While this study has demonstrated the benefits of the DLRecon algorithm, we acknowledge several limitations. The study contained a modest sample size of 35 exams in two varying anatomical regions. In particular, the subset with identified pathologies was small and contained a heterogenous set of abnormalities. Additionally, there was no correlation of MRI findings with an electrodiagnostic reference standard; nevertheless, high correlation has been described in previous studies for diagnosis of peripheral neuropathy [20,21,22,23].

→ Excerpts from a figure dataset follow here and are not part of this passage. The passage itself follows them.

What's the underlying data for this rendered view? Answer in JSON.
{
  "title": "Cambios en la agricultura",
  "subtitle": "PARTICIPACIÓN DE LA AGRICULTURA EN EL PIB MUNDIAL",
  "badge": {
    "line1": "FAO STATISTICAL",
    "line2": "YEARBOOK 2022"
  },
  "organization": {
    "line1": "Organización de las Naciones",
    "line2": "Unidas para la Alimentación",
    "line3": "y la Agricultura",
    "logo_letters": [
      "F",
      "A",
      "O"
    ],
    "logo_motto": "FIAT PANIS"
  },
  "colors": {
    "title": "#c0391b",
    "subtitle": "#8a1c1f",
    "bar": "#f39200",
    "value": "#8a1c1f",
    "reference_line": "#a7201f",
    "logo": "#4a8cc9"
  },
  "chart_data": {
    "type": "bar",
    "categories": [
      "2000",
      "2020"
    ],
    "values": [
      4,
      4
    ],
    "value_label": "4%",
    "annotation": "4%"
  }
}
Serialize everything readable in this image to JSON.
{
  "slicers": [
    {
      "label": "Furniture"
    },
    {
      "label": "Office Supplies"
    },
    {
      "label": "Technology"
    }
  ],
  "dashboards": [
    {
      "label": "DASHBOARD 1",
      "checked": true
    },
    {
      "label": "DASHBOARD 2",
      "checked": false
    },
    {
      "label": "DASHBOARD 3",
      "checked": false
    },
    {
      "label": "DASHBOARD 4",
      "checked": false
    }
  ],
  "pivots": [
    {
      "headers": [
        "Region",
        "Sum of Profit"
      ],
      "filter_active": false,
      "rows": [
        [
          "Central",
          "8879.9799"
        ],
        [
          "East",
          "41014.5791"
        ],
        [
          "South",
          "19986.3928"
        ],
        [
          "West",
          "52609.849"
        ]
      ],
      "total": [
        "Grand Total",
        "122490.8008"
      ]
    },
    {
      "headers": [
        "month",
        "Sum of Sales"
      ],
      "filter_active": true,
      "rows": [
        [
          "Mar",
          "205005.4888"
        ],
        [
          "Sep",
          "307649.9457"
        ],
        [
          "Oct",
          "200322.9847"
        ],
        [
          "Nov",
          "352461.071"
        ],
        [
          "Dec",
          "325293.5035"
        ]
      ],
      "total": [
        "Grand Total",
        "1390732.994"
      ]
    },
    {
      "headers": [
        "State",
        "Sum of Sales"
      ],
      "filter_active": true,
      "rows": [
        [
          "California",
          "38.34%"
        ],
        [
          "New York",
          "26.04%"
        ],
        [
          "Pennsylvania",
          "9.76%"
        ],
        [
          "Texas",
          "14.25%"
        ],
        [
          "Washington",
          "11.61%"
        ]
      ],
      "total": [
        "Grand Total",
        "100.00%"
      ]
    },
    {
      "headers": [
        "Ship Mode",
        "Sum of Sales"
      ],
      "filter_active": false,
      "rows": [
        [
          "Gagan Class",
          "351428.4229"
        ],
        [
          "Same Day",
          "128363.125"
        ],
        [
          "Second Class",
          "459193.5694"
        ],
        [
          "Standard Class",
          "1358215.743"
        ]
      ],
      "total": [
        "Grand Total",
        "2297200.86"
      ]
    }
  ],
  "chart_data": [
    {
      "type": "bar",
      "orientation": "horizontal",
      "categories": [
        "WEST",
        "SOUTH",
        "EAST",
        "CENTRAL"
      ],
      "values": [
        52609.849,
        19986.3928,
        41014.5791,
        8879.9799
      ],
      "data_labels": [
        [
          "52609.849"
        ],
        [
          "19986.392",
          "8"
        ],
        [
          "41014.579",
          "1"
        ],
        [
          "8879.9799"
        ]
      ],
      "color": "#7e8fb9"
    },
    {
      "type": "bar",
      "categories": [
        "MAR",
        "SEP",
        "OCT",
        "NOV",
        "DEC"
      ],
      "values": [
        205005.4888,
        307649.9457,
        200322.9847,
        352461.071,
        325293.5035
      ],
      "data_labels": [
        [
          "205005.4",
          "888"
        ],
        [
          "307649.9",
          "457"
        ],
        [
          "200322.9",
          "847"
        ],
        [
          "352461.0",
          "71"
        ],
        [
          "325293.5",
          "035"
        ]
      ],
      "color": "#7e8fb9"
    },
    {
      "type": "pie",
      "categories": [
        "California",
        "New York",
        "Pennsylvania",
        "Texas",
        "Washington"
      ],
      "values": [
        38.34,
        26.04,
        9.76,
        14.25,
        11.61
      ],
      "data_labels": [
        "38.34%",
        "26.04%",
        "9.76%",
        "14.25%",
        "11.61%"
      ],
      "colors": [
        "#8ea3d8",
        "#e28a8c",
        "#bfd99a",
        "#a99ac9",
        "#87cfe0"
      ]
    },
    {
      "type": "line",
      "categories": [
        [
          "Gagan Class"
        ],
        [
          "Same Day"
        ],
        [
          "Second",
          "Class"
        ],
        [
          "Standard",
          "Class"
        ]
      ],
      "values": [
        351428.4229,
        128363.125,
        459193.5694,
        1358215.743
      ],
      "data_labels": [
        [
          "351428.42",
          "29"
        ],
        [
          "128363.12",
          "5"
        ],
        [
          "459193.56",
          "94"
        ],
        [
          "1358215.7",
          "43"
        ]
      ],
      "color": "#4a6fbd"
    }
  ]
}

Despite best efforts to perform a blinded reader study, the image features of DLRecon were distinctive, such that the reconstruction status was likely noticeable to study raters and may have inflicted some bias on the scoring. Anecdotally, readers perceived apparent noise removal and image sharpening in DLRecon compared to SOC images.

In summary, our findings suggest that DLRecon improves overall image quality including clinically relevant imaging features, enabling increased diagnostic confidence in the evaluation of the brachial and lumbosacral plexus. The DLRecon method could enhance diagnostic performance/yield and add clinical value to the assessment of suspected neuropathy. Further research is necessary to quantify the clinical benefit compared to SOC image reconstruction.